Кожемякин смотрел в сторону, не желая видеть его лица.
Через час, даже не напившись чаю, Семён Дроздов, распушив усы, прощался, совал всем длинную руку и, сияя, говорил торопливо:
— Приятно оставаться, будьте здоровеньки и всё такое!
Все неохотно улыбались в ответ ему, неохотно говорили короткие пожелания добра. Кожемякину стало неприятно видеть это, он поцеловался с Дроздовым и пошёл к себе, а тот многообещающе сказал вслед ему:
— Ты так и знай, Савельич, я тебе добра твоего по гроб не забуду!
«Нет, дурак он!» — вздохнув, подумал Кожемякин, а сам чувствовал, что ему жалко провожать этого человека.
«Вот — опять ушёл человек неизвестно куда, — медленно складывалась печальная и досадная мысль. — Он — ушёл, а я остался, и снова будто во сне видел его. Ничего невозможно понять!»
В тот же день после обеда скоропостижно умерла Наталья. Об этом в тетради Матвея Савельева было записано так:
«За обедом стало Наталье нехорошо, откинула голову, посинев вся, и хрипит:
— Ой, батюшки, заглоталась я!
Максим сказал:
— Ещё бы! Ты будто сдельно ешь.
Ела она с некоторой поры, действительно, через меру: до того, что даже глаза остановятся, едва дышит, руки опустит плетями, да так и сидит с минуту, пока не отойдёт, даже смотреть неприятно, и Максим всё оговаривал её, а Шакиру стыдно, покраснеет весь, и уши — как раскалённые.

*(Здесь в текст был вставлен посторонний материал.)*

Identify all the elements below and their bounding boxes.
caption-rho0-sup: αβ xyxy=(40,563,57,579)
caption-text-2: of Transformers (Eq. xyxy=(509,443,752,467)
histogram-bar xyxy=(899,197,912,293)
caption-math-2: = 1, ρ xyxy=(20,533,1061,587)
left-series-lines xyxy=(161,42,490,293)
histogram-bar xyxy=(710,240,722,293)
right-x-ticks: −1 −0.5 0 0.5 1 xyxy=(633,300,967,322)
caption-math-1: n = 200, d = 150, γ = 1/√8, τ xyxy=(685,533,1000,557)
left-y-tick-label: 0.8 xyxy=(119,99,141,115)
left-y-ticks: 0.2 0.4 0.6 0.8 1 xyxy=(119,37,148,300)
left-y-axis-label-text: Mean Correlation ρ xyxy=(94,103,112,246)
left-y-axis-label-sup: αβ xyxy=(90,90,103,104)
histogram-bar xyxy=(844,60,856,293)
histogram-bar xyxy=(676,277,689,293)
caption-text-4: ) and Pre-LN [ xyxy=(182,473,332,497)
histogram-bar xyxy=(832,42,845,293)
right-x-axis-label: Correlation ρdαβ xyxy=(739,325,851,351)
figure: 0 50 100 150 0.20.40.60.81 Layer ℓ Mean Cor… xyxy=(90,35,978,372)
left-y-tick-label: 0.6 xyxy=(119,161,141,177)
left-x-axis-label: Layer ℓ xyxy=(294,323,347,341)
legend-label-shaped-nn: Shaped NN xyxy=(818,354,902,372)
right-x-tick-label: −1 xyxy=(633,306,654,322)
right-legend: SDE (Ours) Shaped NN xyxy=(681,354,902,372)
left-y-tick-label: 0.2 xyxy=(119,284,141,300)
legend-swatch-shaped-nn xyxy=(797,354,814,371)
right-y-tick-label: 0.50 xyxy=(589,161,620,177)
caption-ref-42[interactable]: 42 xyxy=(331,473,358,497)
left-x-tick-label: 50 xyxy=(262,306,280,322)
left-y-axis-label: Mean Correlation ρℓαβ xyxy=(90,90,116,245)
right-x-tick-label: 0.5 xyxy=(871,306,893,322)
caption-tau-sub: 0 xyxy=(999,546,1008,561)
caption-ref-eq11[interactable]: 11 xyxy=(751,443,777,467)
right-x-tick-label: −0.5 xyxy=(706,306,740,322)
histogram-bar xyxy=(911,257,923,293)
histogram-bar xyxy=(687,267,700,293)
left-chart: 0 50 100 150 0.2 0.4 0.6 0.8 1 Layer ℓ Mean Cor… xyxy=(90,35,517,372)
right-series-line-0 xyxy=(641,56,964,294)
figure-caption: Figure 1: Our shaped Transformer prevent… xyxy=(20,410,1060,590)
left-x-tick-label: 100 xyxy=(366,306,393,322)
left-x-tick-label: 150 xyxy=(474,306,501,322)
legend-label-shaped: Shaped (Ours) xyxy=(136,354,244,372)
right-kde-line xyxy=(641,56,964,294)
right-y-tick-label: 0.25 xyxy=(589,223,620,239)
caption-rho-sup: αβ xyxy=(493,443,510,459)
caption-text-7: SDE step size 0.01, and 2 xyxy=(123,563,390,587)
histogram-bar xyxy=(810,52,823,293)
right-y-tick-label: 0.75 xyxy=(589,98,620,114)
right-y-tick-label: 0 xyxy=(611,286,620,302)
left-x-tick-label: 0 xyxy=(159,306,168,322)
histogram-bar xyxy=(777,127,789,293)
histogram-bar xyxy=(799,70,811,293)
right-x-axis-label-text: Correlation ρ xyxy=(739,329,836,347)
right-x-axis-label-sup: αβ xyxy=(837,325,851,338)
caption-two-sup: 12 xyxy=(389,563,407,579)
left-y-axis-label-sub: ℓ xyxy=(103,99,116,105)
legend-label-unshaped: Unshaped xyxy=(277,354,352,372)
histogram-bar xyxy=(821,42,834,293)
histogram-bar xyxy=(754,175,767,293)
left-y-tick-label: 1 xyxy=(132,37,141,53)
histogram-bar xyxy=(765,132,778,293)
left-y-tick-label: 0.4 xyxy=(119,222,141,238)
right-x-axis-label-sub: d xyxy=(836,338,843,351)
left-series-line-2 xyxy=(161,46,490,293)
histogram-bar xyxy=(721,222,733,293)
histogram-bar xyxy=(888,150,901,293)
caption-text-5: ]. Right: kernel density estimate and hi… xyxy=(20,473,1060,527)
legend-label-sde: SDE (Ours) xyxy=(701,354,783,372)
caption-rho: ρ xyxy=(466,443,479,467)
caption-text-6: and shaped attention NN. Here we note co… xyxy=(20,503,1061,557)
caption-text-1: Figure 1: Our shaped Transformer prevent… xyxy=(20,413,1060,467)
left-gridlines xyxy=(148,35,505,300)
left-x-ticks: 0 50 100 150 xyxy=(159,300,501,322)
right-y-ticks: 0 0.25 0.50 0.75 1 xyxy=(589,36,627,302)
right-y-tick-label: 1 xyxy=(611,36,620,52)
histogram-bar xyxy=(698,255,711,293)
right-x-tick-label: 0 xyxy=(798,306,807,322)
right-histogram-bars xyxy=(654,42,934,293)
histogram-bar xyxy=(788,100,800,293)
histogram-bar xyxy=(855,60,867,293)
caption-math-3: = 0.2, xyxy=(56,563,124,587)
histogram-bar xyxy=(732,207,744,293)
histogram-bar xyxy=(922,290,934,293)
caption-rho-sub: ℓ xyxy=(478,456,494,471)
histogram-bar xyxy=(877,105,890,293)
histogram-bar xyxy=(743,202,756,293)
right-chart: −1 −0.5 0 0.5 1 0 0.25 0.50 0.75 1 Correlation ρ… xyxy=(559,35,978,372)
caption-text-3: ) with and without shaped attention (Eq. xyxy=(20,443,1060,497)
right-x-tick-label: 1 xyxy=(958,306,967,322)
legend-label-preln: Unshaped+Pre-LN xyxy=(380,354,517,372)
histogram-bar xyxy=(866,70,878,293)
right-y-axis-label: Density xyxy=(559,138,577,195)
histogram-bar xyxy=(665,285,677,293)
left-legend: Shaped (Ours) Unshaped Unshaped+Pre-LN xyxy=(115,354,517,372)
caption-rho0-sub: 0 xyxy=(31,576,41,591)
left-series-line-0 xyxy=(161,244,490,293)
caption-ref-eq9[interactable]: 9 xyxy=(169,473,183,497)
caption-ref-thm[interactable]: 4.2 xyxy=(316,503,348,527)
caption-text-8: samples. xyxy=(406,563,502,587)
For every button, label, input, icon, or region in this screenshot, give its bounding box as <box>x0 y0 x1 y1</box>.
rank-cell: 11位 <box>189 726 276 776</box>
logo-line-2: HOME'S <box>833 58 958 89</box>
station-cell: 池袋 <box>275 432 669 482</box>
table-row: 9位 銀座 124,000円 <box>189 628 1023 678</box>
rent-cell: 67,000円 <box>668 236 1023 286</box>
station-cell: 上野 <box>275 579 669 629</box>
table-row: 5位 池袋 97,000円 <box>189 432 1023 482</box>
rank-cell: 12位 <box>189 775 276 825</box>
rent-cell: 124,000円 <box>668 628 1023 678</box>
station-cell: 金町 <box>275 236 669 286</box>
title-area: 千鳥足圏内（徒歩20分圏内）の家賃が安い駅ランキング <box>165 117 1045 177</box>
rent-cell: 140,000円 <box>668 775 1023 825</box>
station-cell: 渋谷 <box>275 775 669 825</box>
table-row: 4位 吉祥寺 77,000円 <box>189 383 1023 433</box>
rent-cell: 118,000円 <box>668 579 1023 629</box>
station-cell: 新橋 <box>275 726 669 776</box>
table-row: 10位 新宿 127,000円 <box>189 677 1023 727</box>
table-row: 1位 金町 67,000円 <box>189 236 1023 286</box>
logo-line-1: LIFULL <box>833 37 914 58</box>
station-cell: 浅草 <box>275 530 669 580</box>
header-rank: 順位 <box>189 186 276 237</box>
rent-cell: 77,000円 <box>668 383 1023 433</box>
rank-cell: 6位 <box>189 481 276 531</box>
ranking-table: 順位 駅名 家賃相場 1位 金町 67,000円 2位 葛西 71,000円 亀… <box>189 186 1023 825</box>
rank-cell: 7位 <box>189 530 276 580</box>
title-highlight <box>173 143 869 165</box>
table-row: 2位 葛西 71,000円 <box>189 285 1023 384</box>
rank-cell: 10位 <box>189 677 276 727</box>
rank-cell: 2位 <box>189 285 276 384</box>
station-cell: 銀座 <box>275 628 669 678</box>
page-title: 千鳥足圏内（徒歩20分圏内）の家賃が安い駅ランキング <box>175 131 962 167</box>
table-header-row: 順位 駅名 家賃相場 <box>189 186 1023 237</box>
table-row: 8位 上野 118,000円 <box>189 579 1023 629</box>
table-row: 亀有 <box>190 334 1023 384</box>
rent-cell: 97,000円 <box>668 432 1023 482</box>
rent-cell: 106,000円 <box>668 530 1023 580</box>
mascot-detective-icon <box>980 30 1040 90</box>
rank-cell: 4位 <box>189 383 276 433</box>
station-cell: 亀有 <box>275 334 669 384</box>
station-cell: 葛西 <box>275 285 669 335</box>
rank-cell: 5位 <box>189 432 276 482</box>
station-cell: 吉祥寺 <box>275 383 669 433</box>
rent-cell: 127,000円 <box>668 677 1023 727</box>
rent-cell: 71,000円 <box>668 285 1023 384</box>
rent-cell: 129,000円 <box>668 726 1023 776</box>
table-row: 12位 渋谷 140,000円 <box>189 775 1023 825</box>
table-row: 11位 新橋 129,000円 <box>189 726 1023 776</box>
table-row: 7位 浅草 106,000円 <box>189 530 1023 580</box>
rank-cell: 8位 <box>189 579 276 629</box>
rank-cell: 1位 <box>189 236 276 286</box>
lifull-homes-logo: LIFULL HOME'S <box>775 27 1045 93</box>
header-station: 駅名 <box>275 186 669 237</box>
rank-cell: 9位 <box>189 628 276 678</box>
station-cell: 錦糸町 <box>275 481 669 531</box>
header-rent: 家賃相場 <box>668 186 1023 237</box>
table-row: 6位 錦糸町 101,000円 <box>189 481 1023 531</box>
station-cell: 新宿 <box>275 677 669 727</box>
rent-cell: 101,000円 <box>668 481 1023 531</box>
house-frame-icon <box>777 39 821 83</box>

Привыкши к этому в ней, мы и на сей раз весу словам её не придали, а она встала, пошла к двери, да вдруг, подняв руки к горлу, и упала, прямо на порог лицом. Подняли её, разбилась, кровь носом идёт, положили на скамью, отдышалась немножко — хрипит:
— Смертушка пришла…
Послали за попом, а она начала икать, да и померла, мы и не заметили — когда; уж поп, придя, сказал. Сказал он, а Шакир сморщился, да боком-боком в сени и лезет на чердак, цапаясь за стену и перила, как пьяный. Я — за ним: «Куда ты?» Не понимает, сел на ступень, шепчет: «Алла, алла!» Начал я его уговаривать, а сказать-то нечего, — против смерти что скажешь? Обнял и молчу. Час, наверно, сидели мы так, молча.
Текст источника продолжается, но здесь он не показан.